Microstructure and mechanical properties of strengthening-toughening treated (1020–1060 °C argon quenching + −73 °C isothermal quenching + 140–240 °C tempering) 9Cr18Mo martensitic stainless steel (9Cr18Mo steel for short) were investigated by using Thermo-Calc software, microstructure characterization and mechanical tests. It was found that the size range of carbides in the 9Cr18Mo steel was wide and approximately 0.2–15.0 μm. Most of micron-carbides (>1 μm) and submicron-carbides (<1 μm) were located at the grain boundary and in the grain interior of original austenite, respectively; and the 9Cr18Mo steel with higher volume fraction of submicron-carbides showed a better combination of strength and impact energy. It was detected that the carbides in the 9Cr18Mo steel mainly consisted of M23C6 and M7C3 with primary element of Cr, Fe, and secondary element of Mo. There were core-shell (M7C3-M23C6) structured carbides with two morphologies of coarse irregular (>10 μm) and micron near-spherical, as well as individual micron-M7C3, micron- and submicron-M23C6 with near-spherical morphology. Quasi-equiaxed grains with body-centered cubic (bcc) structure formed via recovery and recrystallization, {112}<111> bcc twins accompanied with hexagonal ω-Fe phase at the twin boundaries, retained lath- and blocky-austenite were observed in the tempered martensitic matrix of 9Cr18Mo steel.

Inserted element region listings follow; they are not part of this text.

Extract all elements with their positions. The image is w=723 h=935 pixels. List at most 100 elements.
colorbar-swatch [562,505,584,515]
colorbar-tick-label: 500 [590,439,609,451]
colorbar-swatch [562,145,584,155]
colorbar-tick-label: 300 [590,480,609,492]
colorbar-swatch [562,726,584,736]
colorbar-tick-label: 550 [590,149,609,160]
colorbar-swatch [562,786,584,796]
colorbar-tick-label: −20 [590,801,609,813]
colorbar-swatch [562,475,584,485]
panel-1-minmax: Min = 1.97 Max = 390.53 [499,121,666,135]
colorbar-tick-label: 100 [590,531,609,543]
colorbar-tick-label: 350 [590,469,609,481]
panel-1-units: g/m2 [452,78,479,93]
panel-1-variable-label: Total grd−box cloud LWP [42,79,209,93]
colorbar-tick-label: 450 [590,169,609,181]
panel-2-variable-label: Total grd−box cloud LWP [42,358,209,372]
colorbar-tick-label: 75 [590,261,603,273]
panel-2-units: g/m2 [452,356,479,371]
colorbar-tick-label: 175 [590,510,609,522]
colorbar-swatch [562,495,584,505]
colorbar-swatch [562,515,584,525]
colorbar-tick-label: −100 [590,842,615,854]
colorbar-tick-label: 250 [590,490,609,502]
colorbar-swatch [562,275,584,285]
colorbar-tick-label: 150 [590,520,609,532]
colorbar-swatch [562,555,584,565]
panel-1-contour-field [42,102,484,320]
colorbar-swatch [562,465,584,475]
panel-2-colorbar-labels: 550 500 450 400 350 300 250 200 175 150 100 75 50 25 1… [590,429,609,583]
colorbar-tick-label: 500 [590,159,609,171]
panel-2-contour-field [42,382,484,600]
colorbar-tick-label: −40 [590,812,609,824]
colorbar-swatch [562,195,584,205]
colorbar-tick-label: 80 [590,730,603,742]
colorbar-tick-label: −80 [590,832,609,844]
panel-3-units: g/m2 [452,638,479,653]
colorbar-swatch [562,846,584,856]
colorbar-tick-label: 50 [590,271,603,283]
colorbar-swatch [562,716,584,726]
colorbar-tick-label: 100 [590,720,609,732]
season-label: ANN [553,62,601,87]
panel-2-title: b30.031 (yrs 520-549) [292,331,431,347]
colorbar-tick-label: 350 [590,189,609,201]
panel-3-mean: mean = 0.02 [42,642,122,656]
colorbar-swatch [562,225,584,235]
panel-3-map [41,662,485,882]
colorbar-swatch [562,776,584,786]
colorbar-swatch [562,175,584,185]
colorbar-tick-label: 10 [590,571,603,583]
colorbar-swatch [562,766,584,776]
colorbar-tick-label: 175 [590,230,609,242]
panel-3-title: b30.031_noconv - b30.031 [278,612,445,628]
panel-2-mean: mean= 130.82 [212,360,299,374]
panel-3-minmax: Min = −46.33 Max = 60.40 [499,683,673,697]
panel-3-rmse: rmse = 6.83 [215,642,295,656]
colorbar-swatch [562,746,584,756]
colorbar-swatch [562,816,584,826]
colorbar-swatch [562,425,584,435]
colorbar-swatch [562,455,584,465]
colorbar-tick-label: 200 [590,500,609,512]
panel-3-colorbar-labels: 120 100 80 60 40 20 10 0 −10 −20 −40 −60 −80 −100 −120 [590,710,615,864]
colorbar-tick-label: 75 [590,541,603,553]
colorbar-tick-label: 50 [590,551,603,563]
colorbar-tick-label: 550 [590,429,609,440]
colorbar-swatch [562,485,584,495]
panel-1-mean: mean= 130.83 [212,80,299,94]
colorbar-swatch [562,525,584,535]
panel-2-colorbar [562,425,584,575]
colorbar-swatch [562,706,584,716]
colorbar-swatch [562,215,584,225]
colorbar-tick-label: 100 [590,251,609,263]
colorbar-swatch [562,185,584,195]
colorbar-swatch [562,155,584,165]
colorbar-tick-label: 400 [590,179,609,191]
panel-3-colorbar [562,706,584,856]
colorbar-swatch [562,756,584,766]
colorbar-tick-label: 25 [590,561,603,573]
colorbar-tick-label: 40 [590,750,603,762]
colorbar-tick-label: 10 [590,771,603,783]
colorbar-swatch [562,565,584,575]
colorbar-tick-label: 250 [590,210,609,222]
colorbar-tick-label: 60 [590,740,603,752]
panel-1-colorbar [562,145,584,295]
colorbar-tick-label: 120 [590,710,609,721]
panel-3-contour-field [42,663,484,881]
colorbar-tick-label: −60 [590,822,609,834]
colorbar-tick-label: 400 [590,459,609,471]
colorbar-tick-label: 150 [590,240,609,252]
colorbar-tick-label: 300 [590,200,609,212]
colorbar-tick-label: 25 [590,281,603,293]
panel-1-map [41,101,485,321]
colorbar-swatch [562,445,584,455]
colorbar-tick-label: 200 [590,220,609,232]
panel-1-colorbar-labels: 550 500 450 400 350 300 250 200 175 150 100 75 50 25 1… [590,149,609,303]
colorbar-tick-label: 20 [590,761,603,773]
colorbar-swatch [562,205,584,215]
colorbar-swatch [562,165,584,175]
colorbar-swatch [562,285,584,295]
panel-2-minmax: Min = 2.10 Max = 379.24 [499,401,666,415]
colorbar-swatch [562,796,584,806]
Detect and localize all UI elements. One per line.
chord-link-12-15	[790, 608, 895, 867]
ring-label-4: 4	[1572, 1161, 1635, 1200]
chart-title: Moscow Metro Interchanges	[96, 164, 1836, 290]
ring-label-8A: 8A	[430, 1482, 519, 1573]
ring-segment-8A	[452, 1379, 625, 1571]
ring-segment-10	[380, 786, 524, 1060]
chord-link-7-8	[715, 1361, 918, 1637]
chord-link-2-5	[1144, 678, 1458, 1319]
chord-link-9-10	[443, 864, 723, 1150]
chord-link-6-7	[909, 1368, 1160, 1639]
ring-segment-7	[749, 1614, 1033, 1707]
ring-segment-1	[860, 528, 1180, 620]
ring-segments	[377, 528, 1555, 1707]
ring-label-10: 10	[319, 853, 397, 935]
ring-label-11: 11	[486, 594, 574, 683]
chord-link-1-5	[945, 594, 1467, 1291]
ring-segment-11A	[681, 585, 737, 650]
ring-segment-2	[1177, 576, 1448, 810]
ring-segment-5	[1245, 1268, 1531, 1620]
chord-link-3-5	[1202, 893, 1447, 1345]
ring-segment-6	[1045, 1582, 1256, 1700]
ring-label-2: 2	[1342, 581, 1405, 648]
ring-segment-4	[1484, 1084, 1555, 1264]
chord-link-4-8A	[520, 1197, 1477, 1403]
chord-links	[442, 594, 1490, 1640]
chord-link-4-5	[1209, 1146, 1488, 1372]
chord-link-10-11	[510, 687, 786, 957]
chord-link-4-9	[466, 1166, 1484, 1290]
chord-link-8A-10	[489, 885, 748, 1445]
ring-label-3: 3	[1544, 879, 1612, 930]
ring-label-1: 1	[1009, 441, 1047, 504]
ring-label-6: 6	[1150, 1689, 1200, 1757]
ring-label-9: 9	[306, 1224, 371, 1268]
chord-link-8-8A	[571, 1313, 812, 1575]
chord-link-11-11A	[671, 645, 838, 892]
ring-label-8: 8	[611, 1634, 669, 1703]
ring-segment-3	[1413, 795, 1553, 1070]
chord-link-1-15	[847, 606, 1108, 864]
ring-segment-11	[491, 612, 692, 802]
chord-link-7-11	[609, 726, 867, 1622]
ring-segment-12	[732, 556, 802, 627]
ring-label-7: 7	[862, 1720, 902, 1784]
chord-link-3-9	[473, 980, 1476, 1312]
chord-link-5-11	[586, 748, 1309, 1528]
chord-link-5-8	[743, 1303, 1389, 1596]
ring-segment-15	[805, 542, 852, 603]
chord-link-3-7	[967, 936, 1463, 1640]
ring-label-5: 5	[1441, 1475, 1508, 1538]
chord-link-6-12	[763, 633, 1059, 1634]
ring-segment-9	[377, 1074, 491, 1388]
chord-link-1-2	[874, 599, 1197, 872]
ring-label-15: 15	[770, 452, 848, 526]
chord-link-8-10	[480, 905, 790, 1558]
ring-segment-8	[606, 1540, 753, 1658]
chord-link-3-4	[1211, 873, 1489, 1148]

Moreover, the twins and retained austenite were prone to decomposition at higher tempering temperature. It was indicated that the yield strength of 9Cr18Mo steel was mainly correlated with subgrain block size of tempered martensite and dispersion parameter of carbides via the analysis of statistical data, and the subgrain block contributed more to the yield strength of 9Cr18Mo steel. The M7C3-M23C6 core-shell structured carbides and {112}<111> bcc twins associated with hexagonal ω-Fe phase found in this study were also helpful to understand the correlation between microstructure and mechanical properties of other high carbon chromium martensitic steels.